In the year to now, prices are down by 5.6 per cent from the 2017 levels, according to Reidin-GCP. Price drop in Dubai since the mid-2014 peak is now at 21 per cent.

Since January 2017, it is averaging 9.8 per cent.

The premium of Dubai’s property market seems to be taking care of itself, and a handful of major launches are being lined up.

This includes Meraas’ “Amalfi” villas on Jumeirah Bay, and in close proximity to the Bulgari-branded residences and resort.

But for less niche off-plan launches and subsequent sales, the immediate outlook is less rosy.

“Dubai Land Department data shows 12,448 units launched in the year-to-date as opposed to 51,718 units in 2017,” said Sameer Lakhani, managing director at Global Capital Partners, the real estate consultancy.

“In November and December, there are expected to be a number of launches, which is the pattern every year, but at this stage it is likely that the final tally for the year will not exceed 20,000.

“This is prudent, given the subdued state of the market.”

So, outside of the likes of the Palm, Dubai Marina and Downtown, what are the new locations on the ready buyer’s radar?

Buying interest

There is the Creek Harbour neighbourhood, and buying interest could see a spike along with the first tenants moving into the first tower some time early next year.

Average prices at the Creek Harbour are now at Dh1,466 a square foot.

Another location where ready could see heightened activity is Mohammad Bin Rashid City, where the average is Dh1,423 a square foot.

“Transaction volumes do not appear to suggest a surge of interest,” said Lakhani. “This however, could also be due to a function of delayed registration of transactions, which is fairly common in the off-plan space.

“Typically, there is always somewhat of a pickup in volumes as buildings get handed over.
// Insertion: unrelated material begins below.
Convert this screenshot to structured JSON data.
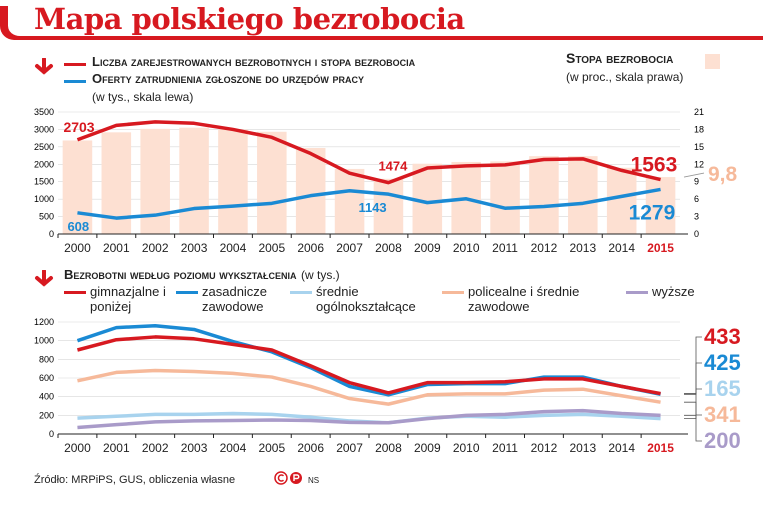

And we do anticipate a continued incline in activity as these communities — Mohammad Bin Rashid City and Creek Harbour — start to mature.”
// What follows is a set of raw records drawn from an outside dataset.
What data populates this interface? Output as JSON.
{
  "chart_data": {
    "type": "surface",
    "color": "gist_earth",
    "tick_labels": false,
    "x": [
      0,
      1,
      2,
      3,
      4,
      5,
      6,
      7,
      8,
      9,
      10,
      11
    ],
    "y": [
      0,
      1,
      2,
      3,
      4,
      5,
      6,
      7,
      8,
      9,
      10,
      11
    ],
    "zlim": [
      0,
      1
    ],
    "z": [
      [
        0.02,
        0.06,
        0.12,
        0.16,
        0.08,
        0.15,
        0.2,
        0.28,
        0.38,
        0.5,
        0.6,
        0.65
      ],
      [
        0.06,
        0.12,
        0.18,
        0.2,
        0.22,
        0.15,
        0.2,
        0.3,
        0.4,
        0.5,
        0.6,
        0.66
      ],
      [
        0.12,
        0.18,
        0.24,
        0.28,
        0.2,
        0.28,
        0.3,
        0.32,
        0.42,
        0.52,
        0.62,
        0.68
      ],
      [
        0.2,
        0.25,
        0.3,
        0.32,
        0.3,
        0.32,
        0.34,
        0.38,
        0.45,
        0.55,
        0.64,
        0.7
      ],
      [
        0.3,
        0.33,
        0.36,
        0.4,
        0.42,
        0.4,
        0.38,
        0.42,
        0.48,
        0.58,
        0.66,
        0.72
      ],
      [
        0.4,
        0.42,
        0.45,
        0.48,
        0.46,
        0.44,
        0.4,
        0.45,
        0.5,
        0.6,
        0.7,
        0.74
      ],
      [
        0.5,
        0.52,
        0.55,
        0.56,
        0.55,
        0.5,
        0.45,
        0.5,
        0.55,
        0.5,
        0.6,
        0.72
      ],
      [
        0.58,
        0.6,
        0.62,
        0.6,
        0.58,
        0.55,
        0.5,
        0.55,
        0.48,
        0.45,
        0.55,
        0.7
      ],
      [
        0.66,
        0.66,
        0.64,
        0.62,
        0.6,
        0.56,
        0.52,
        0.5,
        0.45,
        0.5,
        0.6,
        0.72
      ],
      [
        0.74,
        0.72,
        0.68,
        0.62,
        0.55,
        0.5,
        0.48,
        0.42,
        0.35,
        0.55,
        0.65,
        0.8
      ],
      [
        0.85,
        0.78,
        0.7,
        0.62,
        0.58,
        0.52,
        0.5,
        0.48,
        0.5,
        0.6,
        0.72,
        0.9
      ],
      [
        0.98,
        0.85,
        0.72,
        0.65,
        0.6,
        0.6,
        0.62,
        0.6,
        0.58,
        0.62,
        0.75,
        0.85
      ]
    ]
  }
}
The dent on off-plan sales numbers

■ This year, there have been only five months when off-plan transactions went past 1,500 units as against last year, when this was achieved 11 times.

■ In six of those 11 months, sales went past 2,000 units each. This year, that tally was crossed once — in May.

■ The most popular location, by some distance, for ready home buyers is Dubai Marina, with 1,342 units sold in the first 10 months. And that’s only 13 per cent down from last year.

■ When it comes to off-plan buying, Jumeirah Village Circle remains the top spot, with 1,337 units sold.

■ In value terms, Dh16.9 billion worth of ready homes have been sold, which is a 7 per cent decline from 2017.

■ On off-plan, the drop in value terms is quite stark — 37 per cent down to Dh18.5 billion as of end October.